# setting up a rescue charity



## toni1234 (6 October 2014)

hi there,

i am really hoping someone can help me. i am heart broken at the amount of horses and ponies that are being neglected as I'm sure all of you are too. I have looked into some rescue charities and they are struggling with room and therefore not being able to take horses on so therefore i would like to set up a rescue charity, if i could i would set up a rescue charity for all animals. so i am asking does anyone know how i go about this is there funding ect? I do not have a lot of money but i do however have time, determined and a absolute love for animals. 

i will appreciate any information anyone can give me.

many Thanks
Toni


----------



## Penny Less (14 October 2014)

You need a lot of money.I recommend you contact a local charity and get advice. Most charities are struggling for cash at the moment.
The only funding available I believe is what you gather in donations.


----------



## JillA (14 October 2014)

I take in rescues, and began by working with a small local charity. I own my own land - unless you do you are up against it from the start, because you will have to pay rent before anything else. There will be feed, hay, vet and farrier to pay, and no, there is no funding other than what you can generate yourself, and you have to have a fairly thick skin. What happens if you have run out of money and an animal needs expensive feed or treatment? You dip into your own pockets, which I have to do all the time. None of my local vets or dentists give me any kind of reduction in fees because of the rescues, although my farrier did, as he was a friend, but he still had to be paid. I got a small amount of feed from a local company but they need something in return - usually publicity. I used the local press and radio to ask for help, but there wasn't a lot forthcoming, and volunteers come to help until they get a better offer. It's hard. 
And what if you get hurt or ill? It is a real struggle on your own, not too bad if you have supportive friends and family, but it still isn't easy unless you have very very deep pockets and your own land. 
What will you do with the dozens of requests you get from people to "take the pony they can no longer afford"? You will be knee deep in them and then what? Do you look for loan homes, keep them forever, what? I currently have at least two who aren't rehomable (and I won't take any with a poor prospect of being homed, I can't care for them all, and I advise owners it is kinder to PTS) so I can't just give up when it all gets too much for me.
It is a wonderful thing to be able to do but it does need thinking through very very carefully - horses can live to 30+ these days. Look for a local sanctuary and do your apprenticeship by volunteering for them on a regular basis, then you will see it from the inside  and will learn the skills you need to rehab neglected animals. Good luck but it isn't easy.


----------



## paddi22 (14 October 2014)

Unless you have a comfortable amount of money to cover feed, hay, bedding, rent of land, repairs, vets bills etc  (ie you are rich!) for the times you don't get in donations, then it's not feasable for you to set up your own rescue, even with the best of intentions. There is a rescue near us set up by a very kind-hearted person, but it struggles every month to stay open and that's not a great scenario for horses who have already had very unsettled lives. 

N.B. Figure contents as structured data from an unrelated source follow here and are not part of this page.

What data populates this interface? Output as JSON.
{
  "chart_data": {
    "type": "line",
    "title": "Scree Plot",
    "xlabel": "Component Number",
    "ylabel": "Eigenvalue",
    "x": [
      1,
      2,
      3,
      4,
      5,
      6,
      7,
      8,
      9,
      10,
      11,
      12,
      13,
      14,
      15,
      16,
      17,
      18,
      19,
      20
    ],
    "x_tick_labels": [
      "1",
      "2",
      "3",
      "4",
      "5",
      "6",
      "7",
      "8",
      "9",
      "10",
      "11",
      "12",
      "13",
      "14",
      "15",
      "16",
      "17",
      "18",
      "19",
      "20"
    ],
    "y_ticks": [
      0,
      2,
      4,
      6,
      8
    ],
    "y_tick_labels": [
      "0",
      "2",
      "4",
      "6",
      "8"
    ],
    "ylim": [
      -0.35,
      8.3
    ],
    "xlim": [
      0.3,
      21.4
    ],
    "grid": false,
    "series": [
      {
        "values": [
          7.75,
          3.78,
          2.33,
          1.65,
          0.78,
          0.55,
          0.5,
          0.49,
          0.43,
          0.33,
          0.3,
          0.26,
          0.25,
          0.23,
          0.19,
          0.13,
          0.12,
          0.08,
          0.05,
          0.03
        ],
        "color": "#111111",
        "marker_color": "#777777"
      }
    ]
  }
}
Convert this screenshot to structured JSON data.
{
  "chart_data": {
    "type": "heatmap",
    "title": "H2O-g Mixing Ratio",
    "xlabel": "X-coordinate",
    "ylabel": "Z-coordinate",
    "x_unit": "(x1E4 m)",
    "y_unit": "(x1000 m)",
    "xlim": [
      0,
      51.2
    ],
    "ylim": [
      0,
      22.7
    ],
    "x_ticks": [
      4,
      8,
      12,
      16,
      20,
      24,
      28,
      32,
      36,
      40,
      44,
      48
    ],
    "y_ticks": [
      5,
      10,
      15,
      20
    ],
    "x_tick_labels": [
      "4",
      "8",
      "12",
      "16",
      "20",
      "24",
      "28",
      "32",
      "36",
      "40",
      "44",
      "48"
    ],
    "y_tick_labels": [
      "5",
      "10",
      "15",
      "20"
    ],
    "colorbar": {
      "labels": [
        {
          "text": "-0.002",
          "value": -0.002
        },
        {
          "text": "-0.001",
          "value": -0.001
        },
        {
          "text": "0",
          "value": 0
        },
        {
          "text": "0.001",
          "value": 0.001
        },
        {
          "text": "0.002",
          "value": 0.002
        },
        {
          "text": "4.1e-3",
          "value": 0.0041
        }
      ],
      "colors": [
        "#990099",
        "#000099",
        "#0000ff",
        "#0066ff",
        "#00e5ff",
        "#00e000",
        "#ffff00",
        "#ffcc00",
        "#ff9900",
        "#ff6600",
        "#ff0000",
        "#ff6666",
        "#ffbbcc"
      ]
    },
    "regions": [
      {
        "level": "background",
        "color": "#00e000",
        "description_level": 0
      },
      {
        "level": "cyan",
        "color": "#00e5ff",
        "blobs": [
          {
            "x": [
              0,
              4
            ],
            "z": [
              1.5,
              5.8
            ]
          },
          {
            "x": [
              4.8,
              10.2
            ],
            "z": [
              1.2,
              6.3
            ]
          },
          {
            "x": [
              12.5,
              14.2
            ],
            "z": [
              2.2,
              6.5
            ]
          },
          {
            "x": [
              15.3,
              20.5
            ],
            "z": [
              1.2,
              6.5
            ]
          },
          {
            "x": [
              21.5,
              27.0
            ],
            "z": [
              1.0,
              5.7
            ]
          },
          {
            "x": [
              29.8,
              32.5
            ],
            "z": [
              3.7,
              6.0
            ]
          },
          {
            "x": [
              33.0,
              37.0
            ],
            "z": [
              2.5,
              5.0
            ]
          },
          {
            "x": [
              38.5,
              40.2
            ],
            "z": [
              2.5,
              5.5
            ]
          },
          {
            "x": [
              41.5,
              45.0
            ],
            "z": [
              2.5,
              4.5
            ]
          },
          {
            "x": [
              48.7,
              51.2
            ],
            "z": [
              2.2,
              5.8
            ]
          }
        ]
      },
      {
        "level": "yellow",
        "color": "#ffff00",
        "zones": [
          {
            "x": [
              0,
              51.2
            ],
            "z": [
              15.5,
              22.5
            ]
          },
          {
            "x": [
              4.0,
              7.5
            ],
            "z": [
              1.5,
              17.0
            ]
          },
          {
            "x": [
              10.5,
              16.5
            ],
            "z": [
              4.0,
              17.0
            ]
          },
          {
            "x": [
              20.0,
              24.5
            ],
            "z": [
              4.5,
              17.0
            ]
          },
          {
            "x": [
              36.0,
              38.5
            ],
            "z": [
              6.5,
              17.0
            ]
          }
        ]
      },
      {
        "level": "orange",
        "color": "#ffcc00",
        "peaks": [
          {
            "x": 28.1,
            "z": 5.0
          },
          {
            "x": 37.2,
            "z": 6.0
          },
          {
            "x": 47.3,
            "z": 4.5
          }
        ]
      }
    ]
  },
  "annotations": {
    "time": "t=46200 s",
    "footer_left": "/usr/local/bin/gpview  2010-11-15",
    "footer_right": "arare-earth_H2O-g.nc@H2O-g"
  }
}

It IS heartbreaking seeing horses suffer, but sometimes its better to concentrate on fund raising to help existing charities that are functioning well and have good policies towards rescue and rehoming. Volunteering or fund raising for them would be 100 times more helpful then setting up from scratch with no experience.


----------



## Booboos (14 October 2014)

Why don't you volunteer to help at your local charity? They may need dog walkers, foster care for small animals, mucking out for horses, etc. There are always loads of jobs to get done and not enough volunteers.

Realistically you need an enormous amount of money to run a rescue centre. If you rescue animals without a realistic plan of how to look after them long term you will be merely adding to the problem.


----------